Cette crise va connaître un véritable pique suite à la suite des élections avec une situation de quasi guerre civile et de graves violations des droits de l’homme. Selon l’organisation des Nations Unies, la crise ivoirienne a fait au moins trois mille morts et un million de déplacés, auxquels s’ajoutent plus de cent cinquante femmes violées, sans compter les milliers de personnes violentées ou torturées.
Justement, les différentes étapes du processus ivoirien de justice transitionnelle engagée par les autorités pour réconcilier les ivoiriens, bien que se voulant originales n’ont pas dérogée aux quatre étapes en faveur des victimes. Elles se sont déclinées de la façon suivante : pour le droit de savoir et le droit à la vérité, il a été marqué par la mise en place de deux commissions importantes. D’abord, la Commission Nationale d’enquête (CNE), puis la Commission Dialogue, Vérité et Réconciliation (CDVR).
Mécanismes non judiciaires, ces deux commissions devaient contribuer globalement à faire la lumière sur les nombreuses exactions commises durant la crise postélectorale. En ce qui concerne le droit à la justice, cette deuxième composante a été exécutée à travers le tribunal militaire(TM) et la cellule spéciale d’enquête et d’instructions (CSEI) au plan national et au plan international, la cour pénale internationale (CPI), pour juger tous les crimes de sang, crime contre l’humanité, crime commis durant la crise postélectorale.
Quant au droit à la réparation, il a été créé plusieurs structures pour indemniser les nombreuses victimes de la crise qu’a connue la Côte d’Ivoire. La défunte CDVR a fait place à la commission nationale pour la réconciliation et l’indemnisation des victimes (CONARIV).

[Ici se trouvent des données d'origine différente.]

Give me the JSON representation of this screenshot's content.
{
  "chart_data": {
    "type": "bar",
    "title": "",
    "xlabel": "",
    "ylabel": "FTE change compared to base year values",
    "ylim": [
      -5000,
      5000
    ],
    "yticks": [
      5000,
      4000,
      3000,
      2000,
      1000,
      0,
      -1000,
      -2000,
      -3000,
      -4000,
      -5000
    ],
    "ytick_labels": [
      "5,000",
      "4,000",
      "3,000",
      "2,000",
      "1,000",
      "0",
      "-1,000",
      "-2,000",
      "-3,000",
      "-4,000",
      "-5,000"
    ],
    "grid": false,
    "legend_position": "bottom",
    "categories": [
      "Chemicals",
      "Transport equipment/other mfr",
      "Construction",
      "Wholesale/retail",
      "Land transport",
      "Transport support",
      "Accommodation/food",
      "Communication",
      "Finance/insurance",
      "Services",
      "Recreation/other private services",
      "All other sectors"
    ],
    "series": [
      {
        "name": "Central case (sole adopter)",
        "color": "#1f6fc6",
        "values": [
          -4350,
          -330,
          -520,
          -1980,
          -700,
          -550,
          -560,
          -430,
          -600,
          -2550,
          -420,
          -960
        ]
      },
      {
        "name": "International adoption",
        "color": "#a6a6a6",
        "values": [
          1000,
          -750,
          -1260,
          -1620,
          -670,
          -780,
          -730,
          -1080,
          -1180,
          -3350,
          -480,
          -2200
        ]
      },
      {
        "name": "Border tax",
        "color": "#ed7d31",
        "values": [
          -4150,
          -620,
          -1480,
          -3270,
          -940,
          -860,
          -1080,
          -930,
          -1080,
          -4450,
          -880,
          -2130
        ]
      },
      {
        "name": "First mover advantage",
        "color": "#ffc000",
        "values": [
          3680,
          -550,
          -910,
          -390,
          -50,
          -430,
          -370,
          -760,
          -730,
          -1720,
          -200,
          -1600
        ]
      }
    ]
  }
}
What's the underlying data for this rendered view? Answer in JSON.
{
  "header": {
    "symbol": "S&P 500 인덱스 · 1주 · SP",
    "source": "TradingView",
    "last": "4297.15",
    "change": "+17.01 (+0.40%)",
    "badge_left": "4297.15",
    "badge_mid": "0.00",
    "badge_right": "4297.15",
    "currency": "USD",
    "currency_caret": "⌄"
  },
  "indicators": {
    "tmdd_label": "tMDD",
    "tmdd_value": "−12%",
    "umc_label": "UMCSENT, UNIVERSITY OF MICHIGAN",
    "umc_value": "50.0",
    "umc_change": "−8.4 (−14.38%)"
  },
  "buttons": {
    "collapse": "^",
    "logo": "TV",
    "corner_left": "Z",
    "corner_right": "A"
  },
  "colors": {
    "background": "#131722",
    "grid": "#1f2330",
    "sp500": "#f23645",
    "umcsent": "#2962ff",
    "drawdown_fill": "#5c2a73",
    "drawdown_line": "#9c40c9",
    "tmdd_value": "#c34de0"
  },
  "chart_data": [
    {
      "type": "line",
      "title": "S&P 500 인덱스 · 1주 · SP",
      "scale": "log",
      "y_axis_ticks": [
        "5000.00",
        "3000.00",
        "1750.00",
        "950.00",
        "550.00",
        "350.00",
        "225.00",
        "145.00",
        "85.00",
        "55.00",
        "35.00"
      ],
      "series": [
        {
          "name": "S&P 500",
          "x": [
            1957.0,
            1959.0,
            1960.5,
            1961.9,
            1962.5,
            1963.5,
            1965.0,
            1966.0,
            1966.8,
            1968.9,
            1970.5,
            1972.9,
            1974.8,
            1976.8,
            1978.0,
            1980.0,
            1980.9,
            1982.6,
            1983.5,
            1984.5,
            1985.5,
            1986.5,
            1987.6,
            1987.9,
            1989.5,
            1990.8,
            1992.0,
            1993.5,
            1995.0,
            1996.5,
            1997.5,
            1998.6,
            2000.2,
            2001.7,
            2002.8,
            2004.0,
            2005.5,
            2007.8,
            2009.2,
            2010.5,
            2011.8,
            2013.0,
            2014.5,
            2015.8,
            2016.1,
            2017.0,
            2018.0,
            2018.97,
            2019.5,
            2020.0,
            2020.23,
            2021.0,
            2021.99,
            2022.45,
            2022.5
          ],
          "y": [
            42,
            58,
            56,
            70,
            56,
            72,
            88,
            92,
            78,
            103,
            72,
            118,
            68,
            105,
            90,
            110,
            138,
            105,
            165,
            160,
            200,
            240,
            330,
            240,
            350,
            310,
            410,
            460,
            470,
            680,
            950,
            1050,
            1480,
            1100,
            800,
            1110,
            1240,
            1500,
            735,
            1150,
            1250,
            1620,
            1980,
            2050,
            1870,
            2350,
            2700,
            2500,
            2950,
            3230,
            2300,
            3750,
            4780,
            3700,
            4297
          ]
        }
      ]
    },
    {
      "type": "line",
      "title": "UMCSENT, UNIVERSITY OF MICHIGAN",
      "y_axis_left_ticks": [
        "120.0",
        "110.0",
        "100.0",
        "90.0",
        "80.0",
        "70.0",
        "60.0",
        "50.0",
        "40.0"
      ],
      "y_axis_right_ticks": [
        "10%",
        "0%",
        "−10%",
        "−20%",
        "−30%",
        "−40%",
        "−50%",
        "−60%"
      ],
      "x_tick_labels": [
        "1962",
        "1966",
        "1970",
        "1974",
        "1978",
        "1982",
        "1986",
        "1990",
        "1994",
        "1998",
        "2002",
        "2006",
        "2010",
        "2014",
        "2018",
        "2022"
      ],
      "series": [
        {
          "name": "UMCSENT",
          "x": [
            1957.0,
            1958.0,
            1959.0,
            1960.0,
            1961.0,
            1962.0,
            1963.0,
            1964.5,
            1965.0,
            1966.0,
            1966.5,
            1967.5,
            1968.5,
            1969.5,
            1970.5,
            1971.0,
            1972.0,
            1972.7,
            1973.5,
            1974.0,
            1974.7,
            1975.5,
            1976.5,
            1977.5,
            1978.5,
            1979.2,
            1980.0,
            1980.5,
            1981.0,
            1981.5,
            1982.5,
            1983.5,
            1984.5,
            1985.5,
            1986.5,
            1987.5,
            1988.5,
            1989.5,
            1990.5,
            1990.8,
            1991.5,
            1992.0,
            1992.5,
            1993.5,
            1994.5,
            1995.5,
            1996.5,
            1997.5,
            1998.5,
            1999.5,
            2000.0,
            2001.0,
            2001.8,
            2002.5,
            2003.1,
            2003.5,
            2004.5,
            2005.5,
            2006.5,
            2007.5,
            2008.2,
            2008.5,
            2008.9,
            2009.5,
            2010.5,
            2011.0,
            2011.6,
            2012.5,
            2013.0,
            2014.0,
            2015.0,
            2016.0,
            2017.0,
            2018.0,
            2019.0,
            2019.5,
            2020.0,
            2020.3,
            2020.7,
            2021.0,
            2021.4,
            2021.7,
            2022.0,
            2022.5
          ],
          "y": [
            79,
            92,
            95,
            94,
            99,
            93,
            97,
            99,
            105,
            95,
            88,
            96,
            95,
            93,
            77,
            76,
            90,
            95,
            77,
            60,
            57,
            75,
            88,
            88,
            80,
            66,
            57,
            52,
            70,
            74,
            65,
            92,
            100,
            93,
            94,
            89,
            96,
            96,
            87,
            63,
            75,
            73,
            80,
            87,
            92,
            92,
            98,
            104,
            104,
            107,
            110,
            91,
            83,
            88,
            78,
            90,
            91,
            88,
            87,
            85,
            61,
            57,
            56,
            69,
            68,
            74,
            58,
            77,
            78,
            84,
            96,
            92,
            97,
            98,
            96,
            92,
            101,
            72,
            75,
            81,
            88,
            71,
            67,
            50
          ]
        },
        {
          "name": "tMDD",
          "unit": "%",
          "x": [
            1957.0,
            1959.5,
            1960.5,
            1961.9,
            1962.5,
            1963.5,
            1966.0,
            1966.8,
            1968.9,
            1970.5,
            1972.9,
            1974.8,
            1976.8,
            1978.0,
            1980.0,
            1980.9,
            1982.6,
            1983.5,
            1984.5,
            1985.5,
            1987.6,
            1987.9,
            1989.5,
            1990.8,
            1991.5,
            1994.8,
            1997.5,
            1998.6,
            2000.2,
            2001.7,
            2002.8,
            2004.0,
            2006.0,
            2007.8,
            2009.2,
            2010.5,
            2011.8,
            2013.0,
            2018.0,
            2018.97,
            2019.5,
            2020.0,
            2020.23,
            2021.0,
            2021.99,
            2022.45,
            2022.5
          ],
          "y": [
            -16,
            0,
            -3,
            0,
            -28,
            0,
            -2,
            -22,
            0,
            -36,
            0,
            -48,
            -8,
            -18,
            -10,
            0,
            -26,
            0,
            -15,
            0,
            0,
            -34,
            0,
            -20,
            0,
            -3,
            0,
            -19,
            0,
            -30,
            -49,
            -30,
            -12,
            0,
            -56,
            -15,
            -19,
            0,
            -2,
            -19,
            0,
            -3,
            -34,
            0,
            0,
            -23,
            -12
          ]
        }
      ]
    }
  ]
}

La démarche de réconciliation nationale semble double :
- Permettre aux victimes de s’exprimer publiquement ;
- Inviter les auteurs d’exactions à reconnaître leurs actes.
L’histoire des peuples se construit à l’aune d’expériences multiformes, parfois douloureuses. Contenir toute résurgence des conflits passe nécessairement par la pacification et la reconstruction des relations sociales et politiques au sein de l’Etat. Il appartient dès lors à l’Etat de créer le cadre idoine pour effacer les ressentis, et commémorer le vivre ensemble.
La reconstruction d’institutions crédibles est aussi une des raisons de la réconciliation pour créer la confiance dans les institutions issues de la transition. Il est nécessaire que leur mise en place soit précédée d’un processus honnête de réconciliation.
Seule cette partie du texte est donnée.